Buy The Amazon Kindle Store Ebook Edition

Buy The Amazon Kindle Store Ebook Edition
Get the ebook edition here! (Click image.)

Tuesday, October 31, 2023

A National Park Bounces Back After California’s Biggest Single Fire

Above, Lassen's "Devastated Area" no longer looked devastated in 2017. Photo by Armand Vaquer.

A massive fire is devastating to plants and structures in its path.

Lassen Volcanic National Park in Northern California suffered extensive destruction by the Dixie Fire in 2021. But nature has a way to make stunning comebacks following such destruction.

I visited Lassen in 2017 during my Great American Eclipse trip. At the time of my visit, I stopped first at Crater Lake National Park in Oregon. Wildfires were raging in and around the park. When I later visited Lassen, I saw areas that were decimated by past fires. But there were signs that life in those areas were returning. I also saw areas that were devastated from Lassen Peak's 1915 eruption. The park's "Devastated Area" no longer looked devastated 100 years later.

Good News Network has posted an article on how beauty and wonder are returning to Lassen Volcanic National Park.

It begins with:

The Dixie Fire of 2021 was the largest single blaze in California’s history, but even this human-accelerated firestorm couldn’t tamp down the resilience of nature.

In August, it devastated Lassen Volcano National Park in Northern California, leaving parts of it reminiscent of “Mordor” yet in a feature piece from The Guardian, it’s clear nature is just a few steps behind restoring what was torched.

As the Dixie Fire came closer and closer to this remote National Park that receives only around 500,000 visitors a year, rangers, Forest Service employees, and firefighters strategized how to protect small communities living near the park as well as the park’s infrastructure.

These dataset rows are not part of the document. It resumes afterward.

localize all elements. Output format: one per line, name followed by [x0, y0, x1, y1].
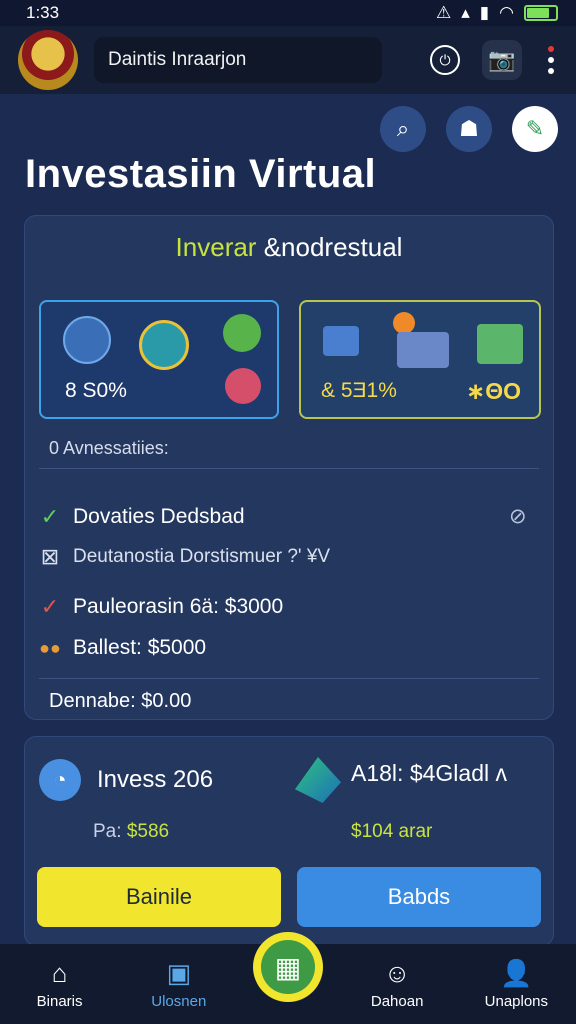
dashboard-icon	[397, 332, 449, 368]
power-icon[interactable]: ⏻	[430, 45, 460, 75]
nav-item-profile[interactable]: 👤 Unaplons	[466, 959, 566, 1010]
total-row: Dennabe: $0.00	[49, 690, 192, 712]
dot-icon	[393, 312, 415, 334]
coins-icon: ●●	[39, 637, 61, 658]
battery-level	[527, 8, 550, 18]
search-field-text: Daintis Inraarjon	[108, 49, 247, 70]
alert-icon: ⚠	[436, 3, 452, 22]
card-title: Inverar &nodrestual	[175, 232, 403, 262]
battery-icon	[524, 5, 558, 21]
stat-right-sub: $104 arar	[351, 821, 433, 842]
stat-left-sub: Pa: $586	[93, 821, 170, 842]
tile-right-trail: ∗ΘΟ	[465, 378, 521, 404]
chat-icon: ☺	[383, 957, 411, 988]
avatar-icon	[225, 368, 261, 404]
activities-heading: 0 Avnessatiies:	[49, 438, 169, 458]
box-x-icon: ⊠	[40, 544, 60, 569]
secondary-action-button[interactable]: Babds	[297, 867, 541, 927]
investment-summary-card: Inverar &nodrestual 8 S0% & 5Ǝ1% ∗ΘΟ 0 A…	[24, 215, 554, 720]
divider	[39, 678, 539, 679]
list-item-dashboard[interactable]: ✓ Dovaties Dedsbad	[39, 504, 245, 530]
tile-right-percentage: & 5Ǝ1%	[321, 379, 397, 402]
wifi-icon-2: ◠	[499, 3, 514, 22]
signal-icon: ▮	[479, 3, 490, 22]
nav-item-chat[interactable]: ☺ Dahoan	[347, 959, 447, 1010]
center-action-button[interactable]: ▦	[253, 932, 323, 1002]
stat-right-title: A18l: $4Gladl ᴧ	[351, 760, 507, 786]
divider	[39, 468, 539, 469]
calendar-icon	[477, 324, 523, 364]
search-field[interactable]: Daintis Inraarjon	[94, 37, 382, 83]
garuda-logo-icon[interactable]	[18, 30, 78, 90]
network-node-icon	[63, 316, 111, 364]
list-item-description[interactable]: ⊠ Deutanostia Dorstismuer ?' ¥V	[39, 544, 330, 570]
stat-left-title: Invess 206	[97, 766, 214, 793]
more-options-icon[interactable]	[544, 46, 558, 74]
primary-action-button[interactable]: Bainile	[37, 867, 281, 927]
portfolio-tile-right[interactable]: & 5Ǝ1% ∗ΘΟ	[299, 300, 541, 419]
camera-icon[interactable]: 📷	[482, 40, 522, 80]
list-item-revenue[interactable]: ✓ Pauleorasin 6ä: $3000	[39, 594, 283, 620]
app-header: Daintis Inraarjon ⏻ 📷	[0, 26, 576, 94]
coin-icon	[139, 320, 189, 370]
info-icon[interactable]: ⊘	[509, 504, 527, 529]
check-icon: ✓	[40, 504, 60, 529]
portfolio-tile-left[interactable]: 8 S0%	[39, 300, 279, 419]
nav-item-home[interactable]: ⌂ Binaris	[10, 959, 110, 1010]
clock-icon: ◔	[39, 759, 81, 801]
home-icon: ⌂	[51, 957, 68, 988]
status-bar: 1:33 ⚠ ▴ ▮ ◠	[0, 0, 576, 26]
edit-icon[interactable]: ✎	[512, 106, 558, 152]
status-time: 1:33	[26, 3, 60, 22]
gem-icon	[295, 757, 341, 803]
money-icon	[223, 314, 261, 352]
check-red-icon: ✓	[40, 594, 60, 619]
grid-icon: ▦	[261, 940, 315, 994]
investment-stats-card: ◔ Invess 206 Pa: $586 A18l: $4Gladl ᴧ $1…	[24, 736, 554, 946]
main-content: ⌕ ☗ ✎ Investasiin Virtual Inverar &nodre…	[0, 94, 576, 946]
list-item-balance[interactable]: ●● Ballest: $5000	[39, 636, 206, 660]
page-title: Investasiin Virtual	[25, 152, 377, 196]
nav-item-portfolio[interactable]: ▣ Ulosnen	[129, 959, 229, 1010]
portfolio-icon: ▣	[166, 957, 192, 988]
document-icon	[323, 326, 359, 356]
profile-icon: 👤	[500, 957, 533, 988]
search-icon[interactable]: ⌕	[380, 106, 426, 152]
user-group-icon[interactable]: ☗	[446, 106, 492, 152]
wifi-icon: ▴	[461, 3, 470, 22]
tile-left-percentage: 8 S0%	[65, 379, 127, 402]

A variety of controlled burns—used for centuries by Native Americans to reduce the risk of wildfires having too much dead and dry wood and scrub to burn—were set in vulnerable forests. Earth-moving equipment left bare earth surrounding the Kohm Yah-mah-nee visitor center.

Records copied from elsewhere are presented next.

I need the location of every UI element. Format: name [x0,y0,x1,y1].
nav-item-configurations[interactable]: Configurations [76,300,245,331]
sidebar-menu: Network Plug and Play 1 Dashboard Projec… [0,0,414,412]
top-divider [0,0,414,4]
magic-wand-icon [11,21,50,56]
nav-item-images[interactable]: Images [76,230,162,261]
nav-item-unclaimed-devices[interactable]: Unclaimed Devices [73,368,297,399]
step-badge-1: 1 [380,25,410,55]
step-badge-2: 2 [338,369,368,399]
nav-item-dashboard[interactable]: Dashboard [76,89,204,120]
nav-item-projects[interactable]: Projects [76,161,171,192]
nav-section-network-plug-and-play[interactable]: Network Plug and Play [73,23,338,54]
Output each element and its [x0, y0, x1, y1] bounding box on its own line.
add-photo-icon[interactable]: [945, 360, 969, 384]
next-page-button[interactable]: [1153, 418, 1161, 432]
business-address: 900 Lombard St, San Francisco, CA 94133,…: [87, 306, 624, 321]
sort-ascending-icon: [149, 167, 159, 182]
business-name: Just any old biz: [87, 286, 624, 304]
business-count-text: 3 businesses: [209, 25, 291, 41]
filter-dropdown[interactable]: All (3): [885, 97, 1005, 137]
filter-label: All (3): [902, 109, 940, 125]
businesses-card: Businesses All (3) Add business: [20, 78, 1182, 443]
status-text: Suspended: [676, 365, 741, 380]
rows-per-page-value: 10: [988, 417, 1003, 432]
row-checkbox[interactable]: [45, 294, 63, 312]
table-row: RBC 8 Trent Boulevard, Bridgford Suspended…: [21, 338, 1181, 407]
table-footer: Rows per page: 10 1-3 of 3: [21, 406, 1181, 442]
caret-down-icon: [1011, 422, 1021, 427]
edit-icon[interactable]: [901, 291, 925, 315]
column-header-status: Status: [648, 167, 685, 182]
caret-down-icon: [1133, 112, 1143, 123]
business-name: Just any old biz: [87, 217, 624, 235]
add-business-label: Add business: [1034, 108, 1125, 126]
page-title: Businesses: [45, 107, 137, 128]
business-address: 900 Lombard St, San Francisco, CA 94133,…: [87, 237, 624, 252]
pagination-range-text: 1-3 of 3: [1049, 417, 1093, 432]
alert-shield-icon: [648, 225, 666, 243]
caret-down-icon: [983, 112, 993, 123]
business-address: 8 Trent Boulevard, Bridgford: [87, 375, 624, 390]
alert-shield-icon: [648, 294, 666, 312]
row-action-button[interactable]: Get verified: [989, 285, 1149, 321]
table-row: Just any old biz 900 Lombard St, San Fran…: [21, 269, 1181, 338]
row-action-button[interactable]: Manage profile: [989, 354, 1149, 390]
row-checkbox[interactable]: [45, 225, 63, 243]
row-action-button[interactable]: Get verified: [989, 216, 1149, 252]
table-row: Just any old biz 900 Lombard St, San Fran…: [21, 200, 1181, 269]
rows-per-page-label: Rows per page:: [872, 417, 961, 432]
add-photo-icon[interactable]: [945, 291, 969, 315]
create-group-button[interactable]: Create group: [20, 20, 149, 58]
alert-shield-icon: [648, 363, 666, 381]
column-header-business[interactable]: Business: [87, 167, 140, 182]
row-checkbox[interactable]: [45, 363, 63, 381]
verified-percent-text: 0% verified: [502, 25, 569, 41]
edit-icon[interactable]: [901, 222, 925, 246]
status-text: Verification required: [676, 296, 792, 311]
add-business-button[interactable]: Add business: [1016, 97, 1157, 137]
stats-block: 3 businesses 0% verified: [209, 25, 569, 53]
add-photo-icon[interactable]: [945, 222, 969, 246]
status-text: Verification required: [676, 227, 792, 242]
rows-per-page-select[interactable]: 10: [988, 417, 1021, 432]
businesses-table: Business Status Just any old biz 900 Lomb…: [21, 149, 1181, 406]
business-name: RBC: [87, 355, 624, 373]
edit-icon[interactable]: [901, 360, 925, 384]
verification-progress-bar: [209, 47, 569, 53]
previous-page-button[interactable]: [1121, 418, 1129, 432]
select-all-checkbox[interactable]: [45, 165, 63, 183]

In the moments before the Dixie Fire arrived, firefighters lit their own fires around key areas, perhaps hoping to consume the oxygen in the area just before the immense flames could use it to spread.

Their efforts paid off—the historic towns of Mill Creek, Mineral, and Old Station were all unscarred, and so was the Kohm Yah-mah-nee visitor center.

As for the rest of the park, the devastation that saw whole forests reduced to blackened stumps and toothpicks shocked visitors; but not the staff. Lassen Volcano was enshrined as the nation’s 17th national park after the eruption of the volcano in 1915 which saw incredible destructive forces unleashed on the forests there.